Holly McCamant: Advice to incoming seventh graders
Exactly one year ago, I wrote an advice article to next year’s ninth graders.
They have now survived ninth grade, but if they want advice for next year, I’ve already written about the sophomore slump (it’s going to be a fun year, future sophomores).
This year I am giving advice to next year’s seventh graders. This year, I’ve really gotten to know some sevies (as we call them at FHS), and here are the top ten things new seventh graders should know.
- Things are going to change now. For the next 10 years of your life, people will undergo huge changes, and it starts now. The change can happen all the way till senior year or in one year. This results in a very awkward year. In sports, you have those kids that are mature at that age and can compete at high levels... and the kids who were like me and had the scrawny seventh grade body. There are the drama queens who forget that it’s possible to have a filter on your mouth, and those who think that their peers are incredibly immature. But you know what? It’ll get better.

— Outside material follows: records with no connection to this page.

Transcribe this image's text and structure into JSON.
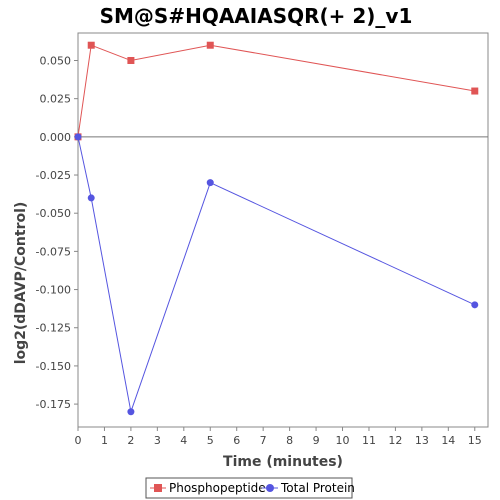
{
  "chart_data": {
    "type": "line",
    "title": "SM@S#HQAAIASQR(+ 2)_v1",
    "xlabel": "Time (minutes)",
    "ylabel": "log2(dDAVP/Control)",
    "xlim": [
      0,
      15.5
    ],
    "ylim": [
      -0.19,
      0.068
    ],
    "x_ticks": [
      0,
      1,
      2,
      3,
      4,
      5,
      6,
      7,
      8,
      9,
      10,
      11,
      12,
      13,
      14,
      15
    ],
    "y_ticks": [
      0.05,
      0.025,
      0.0,
      -0.025,
      -0.05,
      -0.075,
      -0.1,
      -0.125,
      -0.15,
      -0.175
    ],
    "y_tick_labels": [
      "0.050",
      "0.025",
      "0.000",
      "-0.025",
      "-0.050",
      "-0.075",
      "-0.100",
      "-0.125",
      "-0.150",
      "-0.175"
    ],
    "zero_line": true,
    "grid": false,
    "legend_position": "bottom",
    "series": [
      {
        "name": "Phosphopeptide",
        "color": "#e05555",
        "marker": "square",
        "x": [
          0,
          0.5,
          2,
          5,
          15
        ],
        "values": [
          0.0,
          0.06,
          0.05,
          0.06,
          0.03
        ]
      },
      {
        "name": "Total Protein",
        "color": "#5555e0",
        "marker": "circle",
        "x": [
          0,
          0.5,
          2,
          5,
          15
        ],
        "values": [
          0.0,
          -0.04,
          -0.18,
          -0.03,
          -0.11
        ]
      }
    ]
  }
}
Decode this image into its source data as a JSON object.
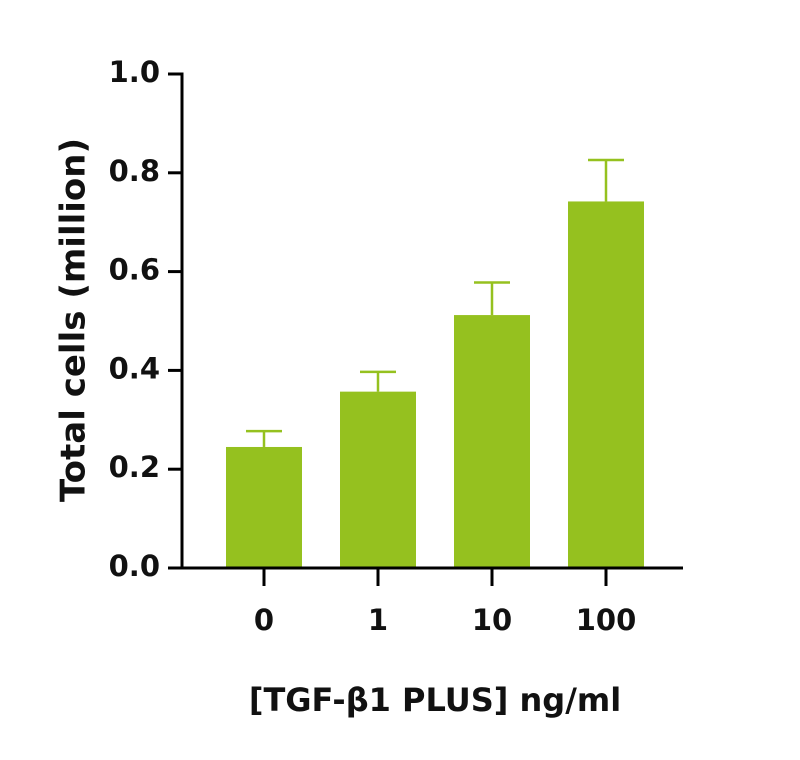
{
  "chart_data": {
    "type": "bar",
    "x_label": "[TGF-β1 PLUS] ng/ml",
    "y_label": "Total cells (million)",
    "categories": [
      "0",
      "1",
      "10",
      "100"
    ],
    "values": [
      0.245,
      0.357,
      0.512,
      0.742
    ],
    "errors": [
      0.032,
      0.04,
      0.066,
      0.084
    ],
    "color": "#95c11f",
    "ylim": [
      0,
      1.0
    ],
    "yticks": [
      {
        "value": 0,
        "label": "0.0"
      },
      {
        "value": 0.2,
        "label": "0.2"
      },
      {
        "value": 0.4,
        "label": "0.4"
      },
      {
        "value": 0.6,
        "label": "0.6"
      },
      {
        "value": 0.8,
        "label": "0.8"
      },
      {
        "value": 1.0,
        "label": "1.0"
      }
    ]
  }
}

I promise.
- Finding a boyfriend or girlfriend is not important at this time in your life. Most of you guys aren’t emotionally ready, and it doesn’t end well because you two don’t know what to do. The other thing that happens is a relationship where the two people aren’t really that passionate and they have a useless relationship that drags on until one of them realizes that it isn’t worth it.
- Choosing the right friends is extremely important. This is the time where friend groups are sealed up tight. Once your position is set in seventh grade, it’s almost impossible to change. The only time changes do really happen after is when one friend wanders off into the wrong crowd. Hang out with people you want to hang out for the next six years.

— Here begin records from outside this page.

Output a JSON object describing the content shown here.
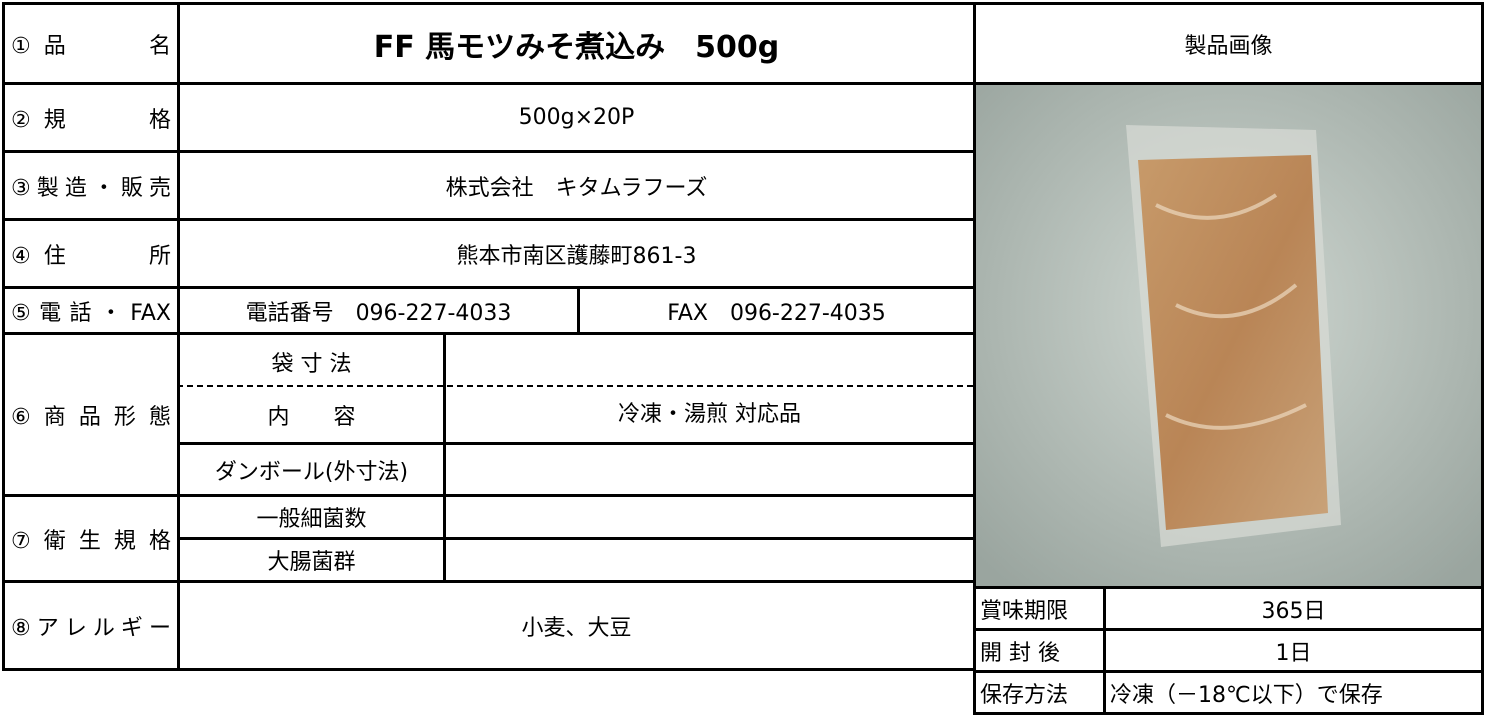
{
  "header": {
    "product_name_label": "①品　　名",
    "product_name": "FF 馬モツみそ煮込み　500g",
    "image_label": "製品画像"
  },
  "spec": {
    "label": "②規　　格",
    "value": "500g×20P"
  },
  "maker": {
    "label": "③製造・販売",
    "value": "株式会社　キタムラフーズ"
  },
  "address": {
    "label": "④住　　所",
    "value": "熊本市南区護藤町861-3"
  },
  "contact": {
    "label": "⑤電話・FAX",
    "phone": "電話番号　096-227-4033",
    "fax": "FAX　096-227-4035"
  },
  "form": {
    "label": "⑥商品形態",
    "bag_size": "袋 寸 法",
    "content_label": "内　　容",
    "content": "冷凍・湯煎 対応品",
    "carton": "ダンボール(外寸法)"
  },
  "hygiene": {
    "label": "⑦衛生規格",
    "bacteria": "一般細菌数",
    "coliform": "大腸菌群"
  },
  "allergy": {
    "label": "⑧アレルギー",
    "value": "小麦、大豆"
  },
  "shelf": {
    "rows": [
      [
        "賞味期限",
        "365日"
      ],
      [
        "開 封 後",
        "1日"
      ],
      [
        "保存方法",
        "冷凍（－18℃以下）で保存"
      ]
    ]
  }
}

- Stay out of drama. As I said, have a filter. Don’t say things that could create any drama unless they are absolutely necessary. People at any age get jealous, but they don’t always know the right way to react in their pre-teens. Seventh graders are way more likely to say something really mean outright than 10th graders; many of them haven’t learned. Don’t hate someone because they’re better at something than you! Your peers will do and say really dumb things, but it is your choice on how to react.

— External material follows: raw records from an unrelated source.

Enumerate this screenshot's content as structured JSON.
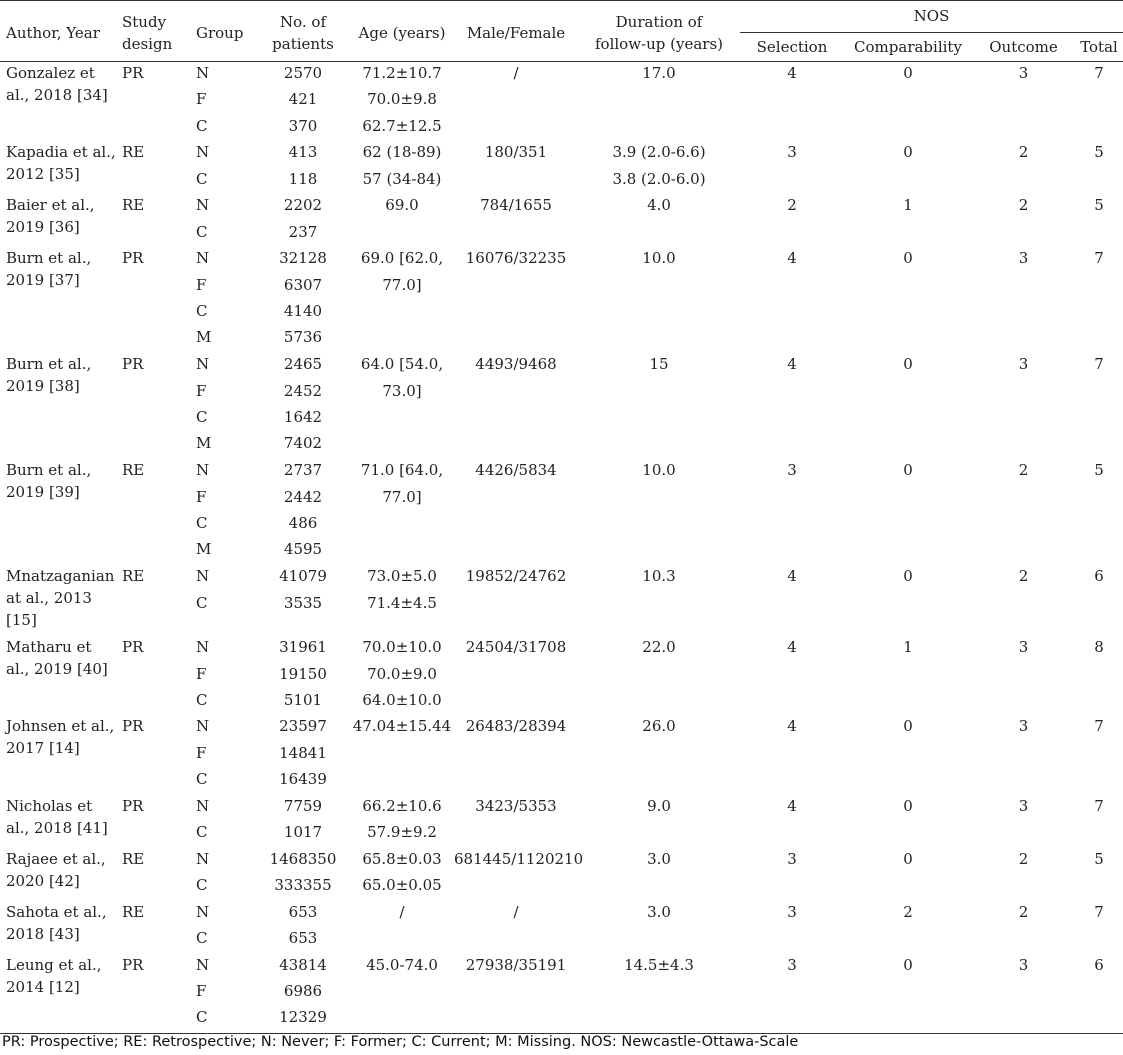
{
  "header": {
    "author": "Author, Year",
    "design": [
      "Study",
      "design"
    ],
    "group": "Group",
    "patients": [
      "No. of",
      "patients"
    ],
    "age": "Age (years)",
    "mf": "Male/Female",
    "followup": [
      "Duration of",
      "follow-up (years)"
    ],
    "nos": "NOS",
    "nos_sub": [
      "Selection",
      "Comparability",
      "Outcome",
      "Total"
    ]
  },
  "rows": [
    {
      "author": "Gonzalez et al., 2018 [34]",
      "design": "PR",
      "groups": [
        "N",
        "F",
        "C"
      ],
      "patients": [
        "2570",
        "421",
        "370"
      ],
      "age": [
        "71.2±10.7",
        "70.0±9.8",
        "62.7±12.5"
      ],
      "mf": [
        "/"
      ],
      "followup": [
        "17.0"
      ],
      "selection": "4",
      "comparability": "0",
      "outcome": "3",
      "total": "7"
    },
    {
      "author": "Kapadia et al., 2012 [35]",
      "design": "RE",
      "groups": [
        "N",
        "C"
      ],
      "patients": [
        "413",
        "118"
      ],
      "age": [
        "62 (18-89)",
        "57 (34-84)"
      ],
      "mf": [
        "180/351"
      ],
      "followup": [
        "3.9 (2.0-6.6)",
        "3.8 (2.0-6.0)"
      ],
      "selection": "3",
      "comparability": "0",
      "outcome": "2",
      "total": "5"
    },
    {
      "author": "Baier et al., 2019 [36]",
      "design": "RE",
      "groups": [
        "N",
        "C"
      ],
      "patients": [
        "2202",
        "237"
      ],
      "age": [
        "69.0"
      ],
      "mf": [
        "784/1655"
      ],
      "followup": [
        "4.0"
      ],
      "selection": "2",
      "comparability": "1",
      "outcome": "2",
      "total": "5"
    },
    {
      "author": "Burn et al., 2019 [37]",
      "design": "PR",
      "groups": [
        "N",
        "F",
        "C",
        "M"
      ],
      "patients": [
        "32128",
        "6307",
        "4140",
        "5736"
      ],
      "age": [
        "69.0 [62.0,",
        "77.0]"
      ],
      "mf": [
        "16076/32235"
      ],
      "followup": [
        "10.0"
      ],
      "selection": "4",
      "comparability": "0",
      "outcome": "3",
      "total": "7"
    },
    {
      "author": "Burn et al., 2019 [38]",
      "design": "PR",
      "groups": [
        "N",
        "F",
        "C",
        "M"
      ],
      "patients": [
        "2465",
        "2452",
        "1642",
        "7402"
      ],
      "age": [
        "64.0 [54.0,",
        "73.0]"
      ],
      "mf": [
        "4493/9468"
      ],
      "followup": [
        "15"
      ],
      "selection": "4",
      "comparability": "0",
      "outcome": "3",
      "total": "7"
    },
    {
      "author": "Burn et al., 2019 [39]",
      "design": "RE",
      "groups": [
        "N",
        "F",
        "C",
        "M"
      ],
      "patients": [
        "2737",
        "2442",
        "486",
        "4595"
      ],
      "age": [
        "71.0 [64.0,",
        "77.0]"
      ],
      "mf": [
        "4426/5834"
      ],
      "followup": [
        "10.0"
      ],
      "selection": "3",
      "comparability": "0",
      "outcome": "2",
      "total": "5"
    },
    {
      "author": "Mnatzaganian at al., 2013 [15]",
      "design": "RE",
      "groups": [
        "N",
        "C"
      ],
      "patients": [
        "41079",
        "3535"
      ],
      "age": [
        "73.0±5.0",
        "71.4±4.5"
      ],
      "mf": [
        "19852/24762"
      ],
      "followup": [
        "10.3"
      ],
      "selection": "4",
      "comparability": "0",
      "outcome": "2",
      "total": "6"
    },
    {
      "author": "Matharu et al., 2019 [40]",
      "design": "PR",
      "groups": [
        "N",
        "F",
        "C"
      ],
      "patients": [
        "31961",
        "19150",
        "5101"
      ],
      "age": [
        "70.0±10.0",
        "70.0±9.0",
        "64.0±10.0"
      ],
      "mf": [
        "24504/31708"
      ],
      "followup": [
        "22.0"
      ],
      "selection": "4",
      "comparability": "1",
      "outcome": "3",
      "total": "8"
    },
    {
      "author": "Johnsen et al., 2017 [14]",
      "design": "PR",
      "groups": [
        "N",
        "F",
        "C"
      ],
      "patients": [
        "23597",
        "14841",
        "16439"
      ],
      "age": [
        "47.04±15.44"
      ],
      "mf": [
        "26483/28394"
      ],
      "followup": [
        "26.0"
      ],
      "selection": "4",
      "comparability": "0",
      "outcome": "3",
      "total": "7"
    },
    {
      "author": "Nicholas et al., 2018 [41]",
      "design": "PR",
      "groups": [
        "N",
        "C"
      ],
      "patients": [
        "7759",
        "1017"
      ],
      "age": [
        "66.2±10.6",
        "57.9±9.2"
      ],
      "mf": [
        "3423/5353"
      ],
      "followup": [
        "9.0"
      ],
      "selection": "4",
      "comparability": "0",
      "outcome": "3",
      "total": "7"
    },
    {
      "author": "Rajaee et al., 2020 [42]",
      "design": "RE",
      "groups": [
        "N",
        "C"
      ],
      "patients": [
        "1468350",
        "333355"
      ],
      "age": [
        "65.8±0.03",
        "65.0±0.05"
      ],
      "mf": [
        "681445/1120210"
      ],
      "followup": [
        "3.0"
      ],
      "selection": "3",
      "comparability": "0",
      "outcome": "2",
      "total": "5"
    },
    {
      "author": "Sahota et al., 2018 [43]",
      "design": "RE",
      "groups": [
        "N",
        "C"
      ],
      "patients": [
        "653",
        "653"
      ],
      "age": [
        "/"
      ],
      "mf": [
        "/"
      ],
      "followup": [
        "3.0"
      ],
      "selection": "3",
      "comparability": "2",
      "outcome": "2",
      "total": "7"
    },
    {
      "author": "Leung et al., 2014 [12]",
      "design": "PR",
      "groups": [
        "N",
        "F",
        "C"
      ],
      "patients": [
        "43814",
        "6986",
        "12329"
      ],
      "age": [
        "45.0-74.0"
      ],
      "mf": [
        "27938/35191"
      ],
      "followup": [
        "14.5±4.3"
      ],
      "selection": "3",
      "comparability": "0",
      "outcome": "3",
      "total": "6"
    }
  ],
  "footnote": "PR: Prospective; RE: Retrospective; N: Never; F: Former; C: Current; M: Missing. NOS: Newcastle-Ottawa-Scale"
}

- Become involved in activities. Find something that you like to do, whether it’s a sport or some random club. Heck, I was really slow at running when I joined cross country in seventh grade. However, I stuck with it and tried out track too. I made so many friends and found something that I may or may not think about 90 percent of the time.
- Don’t worry if you aren’t good at something right away. You aren’t done growing yet, both mentally and physically. If you like something, stick with it, and you will get better.
- Communicate with people in person. This may seem obvious if you are part of a different generation, but I think that this age texting and snapchatting have all of a sudden become primary forms of communication. No, it’s not bad to have interesting text conversations or creative snapchats with your friend. However, they should be a supplement to the conversations and things you do with friends in person.
- Your grades actually do matter now. They will determine if you get into advanced classes. The homework will be more than you are used to. I’d recommend doing it though because the rest of the things you do in class will be much easier and zeros in the gradebook aren’t pretty. This is preparation for high school. Make you mistakes now and learn from them.
- Don’t be afraid to talk to the older kids. In seventh grade track I was the only kid in my grade in varsity since no one else was willing to do my events even though I was really slow. I made a bunch of friends, and older kids actually know stuff and can help you out.
- Enjoy this year. Your homework load may seem heavier, and you may have responsibilities, but you will look back and miss it how easy it was.
It doesn’t seem that long ago when I started seventh grade, and now I just have two more years of high school. Don’t conform yourself, and watch as the years fly by. You will change, but it’s going to be fun.
Holly McCamant is a sophomore at Frazee-Vergas High School.